O pozici
Join Barclays as a Site Reliability Engineer and play a key role in building a new, high-impact SRE capability within Markets Post-Trade. As part of a cross-cutting team, you will expand application stability and reliability measurement by automating reliability tooling, closing telemetry gaps, and addressing reliability findings across multiple mission-critical systems. You will help extend and scale an SRE solution across Markets Post-Trade, driving full-stack observability for cash settlements, securities settlement, and liquidity management flows. Through centralised dashboards and end-to-end transaction tracing, you will deliver greater transparency, faster issue resolution, and enable the adoption of AI-driven observability, anomaly detection, and advanced analytics.
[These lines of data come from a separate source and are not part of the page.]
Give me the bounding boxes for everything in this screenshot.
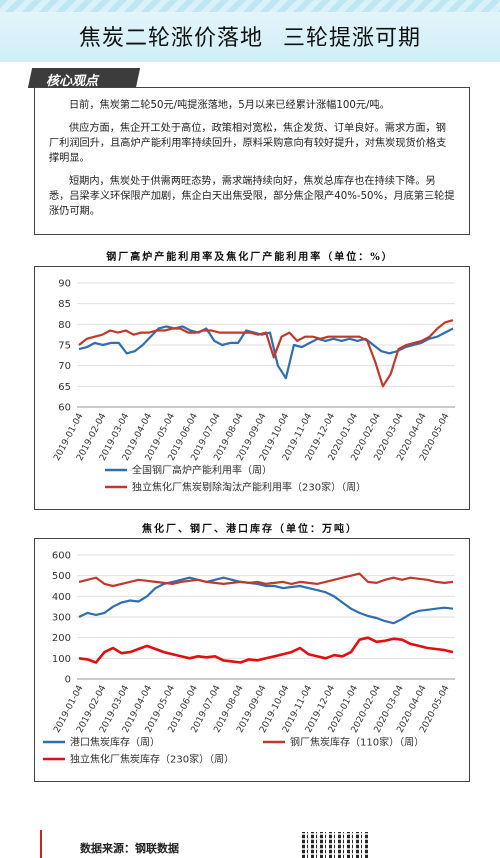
qr-code-mask <box>302 832 370 858</box>
page-title-part1: 焦炭二轮涨价落地 <box>78 26 263 51</box>
chart1-legend-label: 独立焦化厂焦炭剔除淘汰产能利用率（230家）（周） <box>132 481 366 494</box>
chart2-legend-label: 港口焦炭库存（周） <box>70 736 160 749</box>
chart1-ytick-label: 75 <box>58 341 71 352</box>
chart2-legend-label: 钢厂焦炭库存（110家）（周） <box>290 736 424 749</box>
chart2-box: 0 100 200 300 400 500 600 2019-01-04 2019-02-04 2… <box>34 538 470 782</box>
summary-box: 日前，焦炭第二轮50元/吨提涨落地，5月以来已经累计涨幅100元/吨。 供应方面… <box>34 87 470 235</box>
chart2-ytick-label: 200 <box>52 633 71 644</box>
chart1-title: 钢厂高炉产能利用率及焦化厂产能利用率（单位：%） <box>106 252 394 263</box>
chart1-ytick-label: 70 <box>58 361 71 372</box>
data-source: 数据来源：钢联数据 <box>80 842 179 855</box>
chart2-series-line-2 <box>78 636 454 664</box>
chart1-ytick-label: 85 <box>58 299 71 310</box>
chart2-ytick-label: 600 <box>52 551 71 562</box>
chart2-title: 焦化厂、钢厂、港口库存（单位：万吨） <box>142 524 358 535</box>
chart1-ytick-label: 80 <box>58 320 71 331</box>
summary-paragraph: 日前，焦炭第二轮50元/吨提涨落地，5月以来已经累计涨幅100元/吨。 <box>69 100 390 111</box>
chart1-box: 60 65 70 75 80 85 90 2019-01-04 2019-02-04 2019-0… <box>34 266 470 510</box>
chart1-svg: 606570758085902019-01-042019-02-042019-0… <box>52 279 455 494</box>
chart2-ytick-label: 500 <box>52 571 71 582</box>
chart1-legend-label: 全国钢厂高炉产能利用率（周） <box>132 464 272 477</box>
chart2-ytick-label: 300 <box>52 613 71 624</box>
chart1-ytick-label: 90 <box>58 279 71 290</box>
chart2-ytick-label: 100 <box>52 654 71 665</box>
chart2-ytick-label: 0 <box>65 675 71 686</box>
chart1-ytick-label: 65 <box>58 382 71 393</box>
chart2-svg: 01002003004005006002019-01-042019-02-042… <box>43 551 455 766</box>
section-label: 核心观点 <box>46 74 99 89</box>
summary-paragraph: 短期内，焦炭处于供需两旺态势，需求端持续向好，焦炭总库存也在持续下降。另悉，吕梁… <box>49 176 455 217</box>
chart1-ytick-label: 60 <box>58 403 71 414</box>
summary-paragraph: 供应方面，焦企开工处于高位，政策相对宽松，焦企发货、订单良好。需求方面，钢厂利润… <box>49 123 447 164</box>
chart2-ytick-label: 400 <box>52 592 71 603</box>
footer-accent-bar <box>40 830 42 858</box>
chart2-legend-label: 独立焦化厂焦炭库存（230家）（周） <box>70 753 234 766</box>
chart2-series-line-0 <box>78 576 454 625</box>
header-stripe <box>0 0 500 12</box>
page-title: 焦炭二轮涨价落地 三轮提涨可期 <box>0 20 500 52</box>
chart1-series-line-1 <box>78 319 454 388</box>
header-banner: 焦炭二轮涨价落地 三轮提涨可期 <box>0 0 500 62</box>
page-title-part2: 三轮提涨可期 <box>283 26 422 51</box>
chart2-series-line-1 <box>78 572 454 588</box>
This role focuses on pre-emptive monitoring, optimisation, and non-functional architecture design to ensure resilient, high-performing systems in a fast-paced environment.
Co budeš dělat
- Availability, performance, and scalability of systems and services through proactive monitoring, maintenance, and capacity planning.
- Resolution, analysis and response to system outages and disruptions, and implement measures to prevent similar incidents from recurring.
- Development of tools and scripts to automate operational processes, reducing manual workload, increasing efficiency, and improving system resilience.
- Monitoring and optimisation of system performance and resource usage, identify and address bottlenecks, and implement best practices for performance tuning.
- Collaboration with development teams to integrate best practices for reliability, scalability, and performance into the software development lifecycle, and work closely with other teams to ensure smooth and efficient operations.
- Stay informed of industry technology trends and innovations, and actively contribute to the organization's technology communities to foster a culture of technical excellence and growth.
Koho hledáme
- Experience with observability and APM tools such as OpenTelemetry, Elastic, AppDynamics, or Prometheus.
- Experience designing and implementing resilience patterns, including Retry, Timeout, Circuit Breaker, Bulkhead, Throttling, and Saga.
- Proficiency with load-testing tools such as HP Performance Center, LoadRunner, k6, or JMeter.
- Solid knowledge of networking and security fundamentals, including VPC design, IAM, encryption, and secrets management.
- Operational experience with scripting and/or programming languages such as Java, Python, Ruby, or Bash.
Benefity
- The successful candidate will be based in Prague.
- Barclays employees are also eligible for a suite of competitive country-specific benefits.
- This position is eligible for an incentive award.
- Our Work Experience is the combination of everything that's unique about us: our culture, our core values, our company meetings, our commitment to sustainability, our recognition programs, but most importantly, it's our people. Our employees are self-disciplined, hard working, curious, trustworthy, humble, and truthful. They make choices according to what is best for the team, they live for opportunities to collaborate and make a difference, and they make us the #1 Top Workplace in the area.